Dans la théorie du système mondial, l’Occident se considérait comme le centre du système mondial et l’URSS comme sa semi-périphérie. Après l’effondrement de l’URSS, l’Occident nous a relégués à la périphérie, dans un grand groupe de pays en développement, où nous nous sommes retrouvés complètement impuissants. Pendant toutes ces années, la Russie a essayé de s’intégrer dans le modèle occidental de mondialisation aux conditions de l’Occident, qui se considérait comme le vainqueur de la guerre froide. On nous a dicté des conditions qui ne convenaient pas du tout à la population. En conséquence, des disproportions et des déséquilibres sont apparus : les salaires des gens étaient asiatiques, tandis que les prix étaient tout à fait occidentaux, et même plus chers que les prix occidentaux.  Aujourd’hui, cependant, les marques orientales ont remplacé les marques occidentales en Russie et les prix sont devenus tout à fait acceptables. À l’heure actuelle, il n’est pas encore possible d’évaluer l’ampleur des changements et des transformations. Tant que les nouveaux itinéraires logistiques n’auront pas été élaborés et que toutes les nuances n’auront pas été mises au point, certaines difficultés subsisteront. Mais le tournant stratégique vers l’Est est une étape sage, correcte et profondément réfléchie qui équilibre le vecteur occidental de nos relations, qui ne s’est traditionnellement pas beaucoup mieux développé. En outre, il s’agit d’une démarche absolument objective. Je la comparerais au fait que nous nous tenions sur une jambe pendant tout ce temps, et que nous nous tenons maintenant sur les deux. Bien sûr, il est nécessaire de développer notre propre Orient intérieur, en premier lieu l’Extrême-Orient. En tant qu’orientaliste, je suis très optimiste quant à nos perspectives dans ce sens, mais seulement si nous investissons en nous-mêmes. La substitution des importations ne doit pas être un mouvement à court terme, une solution d’urgence.

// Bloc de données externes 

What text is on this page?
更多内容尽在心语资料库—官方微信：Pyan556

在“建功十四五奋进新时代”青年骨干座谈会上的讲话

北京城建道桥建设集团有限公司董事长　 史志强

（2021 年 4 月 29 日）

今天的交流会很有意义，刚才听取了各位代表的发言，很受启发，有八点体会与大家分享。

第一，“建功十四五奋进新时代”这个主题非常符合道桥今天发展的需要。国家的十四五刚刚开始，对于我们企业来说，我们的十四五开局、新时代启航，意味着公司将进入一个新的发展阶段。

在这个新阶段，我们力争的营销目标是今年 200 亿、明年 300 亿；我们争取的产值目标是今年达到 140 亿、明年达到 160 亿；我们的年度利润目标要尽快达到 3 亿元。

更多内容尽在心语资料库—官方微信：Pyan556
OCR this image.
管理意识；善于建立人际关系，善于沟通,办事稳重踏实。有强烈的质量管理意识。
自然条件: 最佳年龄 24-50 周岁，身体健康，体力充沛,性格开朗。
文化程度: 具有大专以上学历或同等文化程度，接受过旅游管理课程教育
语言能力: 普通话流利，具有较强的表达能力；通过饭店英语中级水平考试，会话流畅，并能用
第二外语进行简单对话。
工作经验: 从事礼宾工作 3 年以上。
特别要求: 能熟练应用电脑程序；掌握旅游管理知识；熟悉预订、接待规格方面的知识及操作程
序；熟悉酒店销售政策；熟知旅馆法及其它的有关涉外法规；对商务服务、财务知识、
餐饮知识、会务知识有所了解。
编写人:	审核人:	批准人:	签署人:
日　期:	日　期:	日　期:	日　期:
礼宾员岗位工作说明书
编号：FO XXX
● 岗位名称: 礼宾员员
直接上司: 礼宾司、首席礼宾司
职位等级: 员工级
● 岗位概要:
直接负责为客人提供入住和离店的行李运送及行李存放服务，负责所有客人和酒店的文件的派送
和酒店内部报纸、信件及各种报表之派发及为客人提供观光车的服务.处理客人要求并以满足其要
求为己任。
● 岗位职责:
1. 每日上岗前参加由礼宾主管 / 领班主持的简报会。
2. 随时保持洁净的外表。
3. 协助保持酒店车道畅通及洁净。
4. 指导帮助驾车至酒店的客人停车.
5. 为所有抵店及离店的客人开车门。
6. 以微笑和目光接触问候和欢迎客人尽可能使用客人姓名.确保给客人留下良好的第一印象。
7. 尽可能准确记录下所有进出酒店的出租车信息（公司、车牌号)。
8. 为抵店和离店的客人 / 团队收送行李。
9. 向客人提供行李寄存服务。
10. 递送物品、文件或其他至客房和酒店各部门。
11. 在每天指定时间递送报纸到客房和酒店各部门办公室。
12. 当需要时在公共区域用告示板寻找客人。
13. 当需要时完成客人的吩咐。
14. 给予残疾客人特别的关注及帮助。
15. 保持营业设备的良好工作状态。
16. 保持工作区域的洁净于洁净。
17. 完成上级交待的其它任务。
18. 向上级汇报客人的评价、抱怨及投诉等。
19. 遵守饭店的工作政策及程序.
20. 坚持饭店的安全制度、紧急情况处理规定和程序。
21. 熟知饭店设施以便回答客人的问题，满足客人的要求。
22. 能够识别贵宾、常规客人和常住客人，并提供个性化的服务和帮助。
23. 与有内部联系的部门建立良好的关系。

– Elle doit être à long terme, stratégique, afin que nous ayons la possibilité d’avoir un développement durable …

– Absolument. Et pour cela, nous ne devons compter que sur nous-mêmes. Les entreprises industrielles russes qui utilisent nos ressources énergétiques ont des avantages compétitifs. Nous devons les utiliser et créer des collaborations sur notre propre territoire. C’est pourquoi, lorsque nous étudions l’Est et l’Ouest, nous pensons avant tout à notre propre pays.

– Le développement des relations commerciales et économiques entre la Russie et les pays d’Asie et d’Afrique nécessite de grands projets gouvernementaux. Dans une certaine mesure, il peut être entravé par un manque de compréhension ou une mauvaise compréhension de la mentalité et du marché de l’autre. Et c’est votre Institut qui peut apporter une aide précieuse dans ce domaine. Les participants à ces projets s’adressent-ils à vous pour obtenir une telle assistance?

– Vous savez, très peu. Bien sûr, nous avons organisé des formations pour certaines grandes organisations publiques, principalement pour le personnel d’encadrement. Les entreprises commerciales s’adressent rarement à nous. Et pour cause. Je connais plusieurs exemples où la signature de grands projets, y compris des projets de communication, a été perturbée au dernier moment. À première vue, cela semble être dû à des broutilles, à l’ignorance des normes élémentaires de la culture des partenaires étrangers. Par exemple, le chef d’une entreprise chinoise a invité des partenaires russes chez lui pour finaliser un accord dans une atmosphère informelle. Le chef d’entreprise, au lieu de laisser passer son hôte, est passé lui-même, oubliant d’enlever ses chaussures. À ce moment-là, les négociations se sont terminées, bien sûr, sans rien…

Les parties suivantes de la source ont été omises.